Channel Knowledge Map-assisted Dual-domain Tracking and Predictive Beamforming for High-Mobility Wireless Networks
Ruolin Du, Zhiqiang Wei, Zai Yang, Lei Yang, Yong Zeng, Derrick Wing Kwan Ng, Jinhong Yuan
TL;DR
This work tackles robust target and beam tracking in high-mobility wireless networks by introducing a Channel Knowledge Map (CKM) that bridges coordinate and beam domains. It develops a CKM-assisted dual-domain tracking framework composed of an EKF-based Coordinate-Domain (C-Domain) tracker and a Beam-Domain (B-Domain) tracker, with CKM serving as both a measurement model in LoS-absent conditions and a prior for AoA transitions. A CRB-based predictive beamforming (BF) and power-allocation scheme is proposed to minimize the maximum AoA estimation error across all paths, leveraging predicted AoAs from the B-Domain. Simulations show that CKM-enabled dual-domain tracking yields substantially better target and AoA tracking than state-of-the-art baselines, especially for NLoS paths, and that predictive BF further enhances performance under high mobility, underpinning CKM’s potential for ISAC and 6G systems.
Abstract
This paper introduces a novel channel knowledge map (CKM)-assisted dual-domain tracking and predictive beamforming scheme for high-mobility wireless networks. The central premise is that the CKM integrates both the coordinate and beam domains, thereby enabling tracking in one domain via treating the other domain's input as priors or measurements. In the coordinate domain (C-Domain), an extended Kalman filter (EKF) is employed to predict and track the state (i.e., location and velocity) of a moving communication receiver across time slots under both line-of-sight (LoS)-present and LoS-absent conditions, where the CKM provides a prior mapping from multipath channel parameters to potential target locations.
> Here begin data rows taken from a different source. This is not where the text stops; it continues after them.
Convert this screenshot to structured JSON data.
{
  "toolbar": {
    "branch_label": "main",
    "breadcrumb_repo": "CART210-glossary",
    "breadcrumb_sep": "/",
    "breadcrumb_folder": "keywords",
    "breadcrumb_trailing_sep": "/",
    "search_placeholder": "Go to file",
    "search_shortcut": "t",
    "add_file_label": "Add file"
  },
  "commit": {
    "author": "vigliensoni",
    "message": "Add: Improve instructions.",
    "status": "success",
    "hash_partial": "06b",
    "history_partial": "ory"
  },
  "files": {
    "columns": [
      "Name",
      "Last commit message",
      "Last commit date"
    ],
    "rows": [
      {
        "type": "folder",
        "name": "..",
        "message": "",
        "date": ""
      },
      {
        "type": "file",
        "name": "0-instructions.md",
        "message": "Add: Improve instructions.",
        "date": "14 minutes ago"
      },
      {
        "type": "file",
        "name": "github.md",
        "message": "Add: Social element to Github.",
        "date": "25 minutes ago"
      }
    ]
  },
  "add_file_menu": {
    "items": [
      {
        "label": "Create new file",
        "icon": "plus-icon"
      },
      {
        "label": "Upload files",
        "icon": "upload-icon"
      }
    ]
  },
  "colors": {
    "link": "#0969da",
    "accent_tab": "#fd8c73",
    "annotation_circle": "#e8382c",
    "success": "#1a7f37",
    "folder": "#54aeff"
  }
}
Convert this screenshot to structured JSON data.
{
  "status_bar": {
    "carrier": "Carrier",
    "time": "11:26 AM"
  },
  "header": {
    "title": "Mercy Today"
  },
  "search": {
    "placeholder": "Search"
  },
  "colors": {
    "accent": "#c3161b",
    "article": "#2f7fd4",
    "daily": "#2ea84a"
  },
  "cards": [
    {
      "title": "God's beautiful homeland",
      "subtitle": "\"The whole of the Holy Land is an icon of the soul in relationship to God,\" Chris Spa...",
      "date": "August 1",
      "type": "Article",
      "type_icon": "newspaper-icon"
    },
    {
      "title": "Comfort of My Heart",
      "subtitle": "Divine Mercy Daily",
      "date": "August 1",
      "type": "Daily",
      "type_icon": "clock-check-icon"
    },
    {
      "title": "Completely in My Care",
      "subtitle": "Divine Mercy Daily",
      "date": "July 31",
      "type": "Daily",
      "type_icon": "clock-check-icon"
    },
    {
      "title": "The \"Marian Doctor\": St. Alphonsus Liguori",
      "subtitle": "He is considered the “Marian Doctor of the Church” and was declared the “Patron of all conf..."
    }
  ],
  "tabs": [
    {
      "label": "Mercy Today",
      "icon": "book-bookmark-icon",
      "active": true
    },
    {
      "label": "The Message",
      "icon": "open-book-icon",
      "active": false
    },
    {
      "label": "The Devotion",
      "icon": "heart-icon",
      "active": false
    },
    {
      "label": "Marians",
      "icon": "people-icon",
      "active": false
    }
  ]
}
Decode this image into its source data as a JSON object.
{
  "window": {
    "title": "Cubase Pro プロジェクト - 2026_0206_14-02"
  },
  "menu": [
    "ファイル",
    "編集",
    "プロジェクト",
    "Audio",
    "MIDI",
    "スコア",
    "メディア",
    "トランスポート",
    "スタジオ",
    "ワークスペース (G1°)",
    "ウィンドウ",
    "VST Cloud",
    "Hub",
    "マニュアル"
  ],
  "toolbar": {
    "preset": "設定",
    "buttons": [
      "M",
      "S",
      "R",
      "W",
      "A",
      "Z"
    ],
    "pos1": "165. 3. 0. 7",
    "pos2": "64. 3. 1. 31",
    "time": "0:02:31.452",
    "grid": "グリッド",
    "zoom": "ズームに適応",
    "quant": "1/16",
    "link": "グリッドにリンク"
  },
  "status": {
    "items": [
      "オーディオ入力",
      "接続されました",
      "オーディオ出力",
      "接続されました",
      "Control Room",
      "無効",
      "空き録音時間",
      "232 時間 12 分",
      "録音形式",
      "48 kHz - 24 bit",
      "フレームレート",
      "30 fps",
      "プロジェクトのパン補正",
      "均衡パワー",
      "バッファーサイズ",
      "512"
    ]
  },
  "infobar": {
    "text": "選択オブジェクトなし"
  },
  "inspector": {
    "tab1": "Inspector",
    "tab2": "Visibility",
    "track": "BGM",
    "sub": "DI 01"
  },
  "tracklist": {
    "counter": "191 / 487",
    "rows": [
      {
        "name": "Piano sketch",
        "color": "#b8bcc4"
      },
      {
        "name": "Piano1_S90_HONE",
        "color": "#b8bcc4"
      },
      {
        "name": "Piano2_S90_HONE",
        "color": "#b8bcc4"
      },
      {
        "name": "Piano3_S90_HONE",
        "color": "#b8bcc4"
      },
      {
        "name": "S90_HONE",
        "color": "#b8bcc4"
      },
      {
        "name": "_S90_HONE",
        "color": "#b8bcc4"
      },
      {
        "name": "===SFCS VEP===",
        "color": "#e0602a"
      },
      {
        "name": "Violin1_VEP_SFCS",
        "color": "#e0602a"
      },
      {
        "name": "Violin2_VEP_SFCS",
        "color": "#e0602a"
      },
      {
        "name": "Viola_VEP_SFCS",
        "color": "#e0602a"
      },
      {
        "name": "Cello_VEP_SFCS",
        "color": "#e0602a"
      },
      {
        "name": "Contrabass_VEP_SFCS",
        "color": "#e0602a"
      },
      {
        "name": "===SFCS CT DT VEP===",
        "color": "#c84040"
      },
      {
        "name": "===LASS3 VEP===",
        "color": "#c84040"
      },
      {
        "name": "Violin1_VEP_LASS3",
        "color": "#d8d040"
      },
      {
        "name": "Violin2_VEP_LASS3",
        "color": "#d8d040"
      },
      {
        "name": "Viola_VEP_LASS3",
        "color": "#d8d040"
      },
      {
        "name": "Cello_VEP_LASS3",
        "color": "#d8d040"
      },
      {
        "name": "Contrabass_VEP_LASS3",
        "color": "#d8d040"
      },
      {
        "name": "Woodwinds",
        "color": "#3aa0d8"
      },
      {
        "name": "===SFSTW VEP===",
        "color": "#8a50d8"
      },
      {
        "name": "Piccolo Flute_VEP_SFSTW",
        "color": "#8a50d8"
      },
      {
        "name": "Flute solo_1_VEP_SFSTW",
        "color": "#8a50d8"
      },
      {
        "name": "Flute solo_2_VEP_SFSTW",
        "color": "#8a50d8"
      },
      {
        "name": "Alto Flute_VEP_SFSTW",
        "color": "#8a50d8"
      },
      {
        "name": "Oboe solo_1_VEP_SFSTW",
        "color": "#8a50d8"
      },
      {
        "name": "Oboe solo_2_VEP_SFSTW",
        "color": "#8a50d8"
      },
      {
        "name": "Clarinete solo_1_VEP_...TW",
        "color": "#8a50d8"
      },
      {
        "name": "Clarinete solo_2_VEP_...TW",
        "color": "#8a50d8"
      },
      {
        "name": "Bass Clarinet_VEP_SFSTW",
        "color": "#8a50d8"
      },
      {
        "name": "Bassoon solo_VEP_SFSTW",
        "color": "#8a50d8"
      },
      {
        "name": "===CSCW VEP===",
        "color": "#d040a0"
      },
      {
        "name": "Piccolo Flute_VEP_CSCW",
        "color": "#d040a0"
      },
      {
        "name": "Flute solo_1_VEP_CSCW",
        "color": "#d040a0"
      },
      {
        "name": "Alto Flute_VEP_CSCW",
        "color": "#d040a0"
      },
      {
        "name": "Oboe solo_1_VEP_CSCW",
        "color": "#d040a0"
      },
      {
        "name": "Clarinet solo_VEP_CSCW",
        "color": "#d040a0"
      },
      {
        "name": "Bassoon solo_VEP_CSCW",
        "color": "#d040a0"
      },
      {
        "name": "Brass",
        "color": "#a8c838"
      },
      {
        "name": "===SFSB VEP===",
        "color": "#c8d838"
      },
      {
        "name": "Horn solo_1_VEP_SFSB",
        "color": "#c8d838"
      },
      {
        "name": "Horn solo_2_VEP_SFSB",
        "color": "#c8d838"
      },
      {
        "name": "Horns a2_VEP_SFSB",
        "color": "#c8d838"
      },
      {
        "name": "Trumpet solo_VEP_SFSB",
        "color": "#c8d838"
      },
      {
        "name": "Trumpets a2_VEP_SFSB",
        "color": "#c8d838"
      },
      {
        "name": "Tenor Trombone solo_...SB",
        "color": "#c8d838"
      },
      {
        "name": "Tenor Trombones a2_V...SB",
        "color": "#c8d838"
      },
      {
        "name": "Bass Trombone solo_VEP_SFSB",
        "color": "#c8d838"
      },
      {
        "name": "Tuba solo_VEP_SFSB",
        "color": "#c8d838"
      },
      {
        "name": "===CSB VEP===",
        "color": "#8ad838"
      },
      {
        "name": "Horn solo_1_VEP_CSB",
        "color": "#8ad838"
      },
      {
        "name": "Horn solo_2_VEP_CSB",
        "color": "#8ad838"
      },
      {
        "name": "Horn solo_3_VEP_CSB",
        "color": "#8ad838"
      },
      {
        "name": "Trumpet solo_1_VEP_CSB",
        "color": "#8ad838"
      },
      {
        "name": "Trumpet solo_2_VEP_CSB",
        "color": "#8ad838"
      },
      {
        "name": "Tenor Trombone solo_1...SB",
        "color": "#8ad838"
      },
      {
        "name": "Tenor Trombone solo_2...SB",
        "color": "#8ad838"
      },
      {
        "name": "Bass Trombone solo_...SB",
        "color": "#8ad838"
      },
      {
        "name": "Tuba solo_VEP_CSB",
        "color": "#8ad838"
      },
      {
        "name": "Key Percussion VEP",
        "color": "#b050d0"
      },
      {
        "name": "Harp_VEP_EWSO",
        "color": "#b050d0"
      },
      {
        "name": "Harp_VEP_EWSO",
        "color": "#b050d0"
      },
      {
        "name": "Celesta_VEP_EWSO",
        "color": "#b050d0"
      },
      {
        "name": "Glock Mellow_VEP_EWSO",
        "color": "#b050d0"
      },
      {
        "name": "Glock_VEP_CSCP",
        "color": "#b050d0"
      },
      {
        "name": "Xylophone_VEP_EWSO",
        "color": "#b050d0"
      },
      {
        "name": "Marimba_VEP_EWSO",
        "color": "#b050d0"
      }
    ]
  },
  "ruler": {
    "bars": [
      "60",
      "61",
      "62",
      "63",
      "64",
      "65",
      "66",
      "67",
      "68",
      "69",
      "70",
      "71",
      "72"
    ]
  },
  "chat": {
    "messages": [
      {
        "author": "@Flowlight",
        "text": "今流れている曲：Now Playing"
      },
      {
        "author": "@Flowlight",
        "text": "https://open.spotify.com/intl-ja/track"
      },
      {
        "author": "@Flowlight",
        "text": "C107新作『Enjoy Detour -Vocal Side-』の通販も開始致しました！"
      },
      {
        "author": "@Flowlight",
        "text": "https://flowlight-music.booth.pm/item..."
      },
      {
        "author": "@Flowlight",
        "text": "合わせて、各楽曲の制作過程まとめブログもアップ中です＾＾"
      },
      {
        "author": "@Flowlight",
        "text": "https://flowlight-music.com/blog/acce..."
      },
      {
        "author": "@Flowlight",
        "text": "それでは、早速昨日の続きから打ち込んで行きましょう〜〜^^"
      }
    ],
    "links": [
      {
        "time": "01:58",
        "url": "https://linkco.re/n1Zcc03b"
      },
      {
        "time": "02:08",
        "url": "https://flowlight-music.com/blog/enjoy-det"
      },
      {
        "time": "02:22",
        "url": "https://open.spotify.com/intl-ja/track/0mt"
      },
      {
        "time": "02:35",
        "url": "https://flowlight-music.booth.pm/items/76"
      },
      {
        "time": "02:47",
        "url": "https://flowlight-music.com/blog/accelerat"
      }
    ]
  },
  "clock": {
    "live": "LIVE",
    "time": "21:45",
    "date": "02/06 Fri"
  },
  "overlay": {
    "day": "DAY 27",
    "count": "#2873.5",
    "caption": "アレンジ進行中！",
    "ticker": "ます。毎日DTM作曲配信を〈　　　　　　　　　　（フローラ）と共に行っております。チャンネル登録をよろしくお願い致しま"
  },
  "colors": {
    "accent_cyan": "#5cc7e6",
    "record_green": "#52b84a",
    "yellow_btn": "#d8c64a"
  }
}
In the beam domain (B-Domain), the updated location of the receiver is fed back to CKM to offer a priori information of angle of arrival (AoA) variations, which are incorporated to establish beam transition models for effective beam tracking, depending on the angular variation situation of each path. Then, we analyze the Cramér-Rao Bound (CRB) for AoA estimation for each path in the considered system and propose a jointly predictive beamforming and power allocation design to minimize AoA estimation errors, directly enhancing multipath beam tracking accuracy and indirectly improving target tracking performance. Simulation results demonstrate that the proposed scheme achieves significant improvements in both target and beam tracking performance compared to the state-of-the-art approaches, particularly in AoA tracking of non-line-of-sight (NLoS) paths, highlighting the potential gain of CKM in facilitating both target and beam tracking in high-mobility communications.